In 1876 Lovett accepted an independent charge as minister of the Countess of Huntingdon church at Rochdale. In 1882 he changed direction, and was appointed book editor of the Religious Tract Society. He then became a director of the London Missionary Society. Interest in missionary work brought him into close touch with James Chalmers (New Guinea) and James Gilmour (Mongolia), both of whose lives he wrote. He revisited the United States as a delegate to the ecumenical missionary conference of 1900.

Lovett formed for himself a collection of early English Bibles and kindred works, which was dispersed after his death. In 1899, on the retirement of Samuel Gosnell Green, Lovett became one of the secretaries of the Religious Tract Society, charged with the Society's continental interests, while retaining much of his former work as book editor. Towards the end of his life the affairs of Cheshunt College, of which he acted as honorary secretary, troubled him, and he was among the early workers for the reconstitution of the Congregational Union.

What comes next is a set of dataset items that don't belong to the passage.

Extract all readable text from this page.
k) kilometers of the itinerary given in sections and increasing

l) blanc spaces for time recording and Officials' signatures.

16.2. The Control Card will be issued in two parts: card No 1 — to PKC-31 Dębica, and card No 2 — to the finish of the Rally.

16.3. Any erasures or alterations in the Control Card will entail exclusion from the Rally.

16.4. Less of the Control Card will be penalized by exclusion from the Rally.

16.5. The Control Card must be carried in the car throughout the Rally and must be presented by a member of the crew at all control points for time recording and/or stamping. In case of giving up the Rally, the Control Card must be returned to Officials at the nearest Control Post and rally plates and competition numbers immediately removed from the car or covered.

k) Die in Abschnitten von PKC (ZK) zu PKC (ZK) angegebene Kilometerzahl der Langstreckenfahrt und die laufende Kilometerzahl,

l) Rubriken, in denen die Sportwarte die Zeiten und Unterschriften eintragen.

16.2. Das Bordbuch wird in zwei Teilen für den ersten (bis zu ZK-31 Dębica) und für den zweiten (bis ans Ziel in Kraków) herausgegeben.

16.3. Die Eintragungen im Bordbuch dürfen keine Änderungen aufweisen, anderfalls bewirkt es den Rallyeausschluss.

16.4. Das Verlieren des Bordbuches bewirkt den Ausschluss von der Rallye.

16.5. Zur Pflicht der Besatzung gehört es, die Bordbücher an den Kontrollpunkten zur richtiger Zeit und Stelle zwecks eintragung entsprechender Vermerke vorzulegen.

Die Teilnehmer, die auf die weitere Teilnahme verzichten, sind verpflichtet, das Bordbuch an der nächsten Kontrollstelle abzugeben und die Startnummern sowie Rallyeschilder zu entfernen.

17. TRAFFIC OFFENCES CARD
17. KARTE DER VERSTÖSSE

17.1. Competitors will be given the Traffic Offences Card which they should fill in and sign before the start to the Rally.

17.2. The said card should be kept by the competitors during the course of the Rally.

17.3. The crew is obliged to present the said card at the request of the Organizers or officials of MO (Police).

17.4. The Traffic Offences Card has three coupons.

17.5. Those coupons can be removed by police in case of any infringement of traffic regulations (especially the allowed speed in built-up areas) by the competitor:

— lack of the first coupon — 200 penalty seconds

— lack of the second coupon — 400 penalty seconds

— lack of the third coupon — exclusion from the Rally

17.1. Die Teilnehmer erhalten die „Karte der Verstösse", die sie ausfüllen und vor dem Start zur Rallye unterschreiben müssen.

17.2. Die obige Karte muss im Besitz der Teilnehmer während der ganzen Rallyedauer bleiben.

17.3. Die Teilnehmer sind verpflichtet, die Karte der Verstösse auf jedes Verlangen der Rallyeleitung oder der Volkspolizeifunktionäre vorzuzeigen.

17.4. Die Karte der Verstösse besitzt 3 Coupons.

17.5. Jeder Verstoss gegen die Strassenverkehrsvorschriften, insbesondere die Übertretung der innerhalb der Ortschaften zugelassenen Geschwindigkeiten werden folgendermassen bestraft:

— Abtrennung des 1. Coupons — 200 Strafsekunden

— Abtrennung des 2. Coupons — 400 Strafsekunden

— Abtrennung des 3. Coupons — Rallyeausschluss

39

Lovett died suddenly of heart failure at Clapham, London, on 29 December 1904.

==Works==
Lovett was a prolific author, particularly in periodicals. His main books were:

- Norwegian Pictures (1885);
- Pictures from Holland (1887);
- Irish Pictures (1888);
- London Pictures (1890);
- United States Pictures (1891);
- James Gilmour of Mongolia (1892);
- The Printed English Bible (1895);
- The History of the London Missionary Society (1899), for the LMS centenary;
- The English Bible in the John Rylands Library (1899);
- James Chalmers (1902); and
- Tamate: the Life of James Chalmers for Boys (1903).

==Family==
He married on 29 April 1879 Annie Hancock, daughter of William Reynolds of Torquay, who, with one son and two daughters, survived him.